5.5.1. Inoltre, con riferimento alla vendita di un terreno edificato, che presenti però un’ulteriore potenzialità edificatoria, non si è mancato di statuire che «in tema di IRPEF, ai fini della tassazione separata, quali ‘redditi diversi’, delle plusvalenz e realizzate a seguito di cessioni, a titolo oneroso, di terreni dichiarati edificabili in sede di pianificazione urbanistica, l’alternativa tra ‘edificato’ e ‘non edificato’ non ammette un ‘tertium genus’, con la conseguenza che la cessione di un edificio, anche ove le parti abbiano pattuito la demolizione e ricostruzione con aumento di volumetria, non può essere riqualificata dall’Amministrazione finanziaria come cessione del terreno edificabile sottostante, neppure se l’edificio non assorbe
integralmente la capacità edificatoria residua del lotto su cui insiste, essendo inibito all’Ufficio, in sede di riqualificazione, superare il diverso regime fiscale previsto tassativamente dal legislatore per la cessione di edifici e per quella dei terreni» (Cass. 21/02/2019, n. 5088).
5.5.2. I principi sopra richiamati sono stati confermati recentemente da questa Corte con l’ord. n. 30346/2023, depositata il 31 ottobre 2023.
Può, quindi, essere affermato il seguente principio di diritto: ‘in materia di imposte ipotecarie e catastali, ai sensi dell’art. 67 comma 1, lett. b), del d.P.R. n. 917 del 1986, secondo una ricostruzione uniforme sia ai fini delle imposte dirette che indirette, deve escluso che la compravendita di un fabbricato in relazione al quale sia stata stipulata tra il Comune ed il proprietario una convenzione per la sua sopraelevazione possa in conseguenza riqualificarsi come vendita di un’ area edificabile, anziché di un fabbricato ‘.
Il secondo strumento di impugnazione introdotto dalla COGNOME risulta, quindi, fondato e deve, perciò, essere accolto, con assorbimento degli altri motivi.
In conseguenza la sentenza impugnata deve essere cassata in relazione al motivo accolto e, non essendo necessari ulteriori accertamenti di fatto, questa Corte di legittimità può decidere nel merito, ai sensi dell’art. 384, secondo comma, cod. proc. civ. , annullando l’atto impositivo.
Le spese di lite dei gradi di merito del giudizio possono essere compensate tra le parti, mentre le spese processuali del giudizio di legittimità seguono la soccombenza e sono liquidate in dispositivo, in considerazione della natura delle questioni esaminate e del valore della controversia.
La Corte accoglie il secondo motivo di ricorso, assorbiti gli altri, cassa la sentenza impugnata e , decidendo nel merito, annulla l’avviso di accertamento n.
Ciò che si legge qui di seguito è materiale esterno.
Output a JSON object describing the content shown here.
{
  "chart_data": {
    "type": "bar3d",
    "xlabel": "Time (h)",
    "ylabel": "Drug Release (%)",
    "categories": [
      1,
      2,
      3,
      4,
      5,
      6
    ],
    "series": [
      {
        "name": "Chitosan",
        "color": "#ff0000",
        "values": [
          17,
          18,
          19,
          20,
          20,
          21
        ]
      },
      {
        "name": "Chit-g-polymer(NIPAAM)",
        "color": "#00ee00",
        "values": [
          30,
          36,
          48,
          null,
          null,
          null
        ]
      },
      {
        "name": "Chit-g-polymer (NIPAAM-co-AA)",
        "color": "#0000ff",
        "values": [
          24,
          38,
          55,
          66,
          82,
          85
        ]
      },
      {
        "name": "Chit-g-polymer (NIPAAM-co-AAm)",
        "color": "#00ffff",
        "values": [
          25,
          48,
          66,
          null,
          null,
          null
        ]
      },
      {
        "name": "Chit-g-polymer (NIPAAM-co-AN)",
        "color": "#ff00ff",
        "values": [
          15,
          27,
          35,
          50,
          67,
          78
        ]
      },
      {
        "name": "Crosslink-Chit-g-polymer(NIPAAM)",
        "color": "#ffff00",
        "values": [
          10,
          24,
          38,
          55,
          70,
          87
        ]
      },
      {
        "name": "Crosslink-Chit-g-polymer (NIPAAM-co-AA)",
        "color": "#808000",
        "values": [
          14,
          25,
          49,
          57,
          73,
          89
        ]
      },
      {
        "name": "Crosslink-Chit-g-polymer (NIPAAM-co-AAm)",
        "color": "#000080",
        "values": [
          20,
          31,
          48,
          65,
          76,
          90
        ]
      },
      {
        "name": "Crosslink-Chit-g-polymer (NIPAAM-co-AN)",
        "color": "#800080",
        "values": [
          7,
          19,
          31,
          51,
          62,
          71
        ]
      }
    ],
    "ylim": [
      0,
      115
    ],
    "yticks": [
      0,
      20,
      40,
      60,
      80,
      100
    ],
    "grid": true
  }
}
T9H05C103913.
Compensa tra le parti le spese dei gradi di merito e condanna l’Agenzia delle Entrate, in persona del Direttore pro tempore , al pagamento, in favore di NOME COGNOME, delle spese di lite del giudizio di legittimità, che liquida in complessivi Euro 5.600,00 per compensi, oltre 15% per spese generali, Euro 200.00 per esborsi, ed accessori come per legge.
Così deciso in Roma, nella camera di consiglio del 16 ottobre 2024.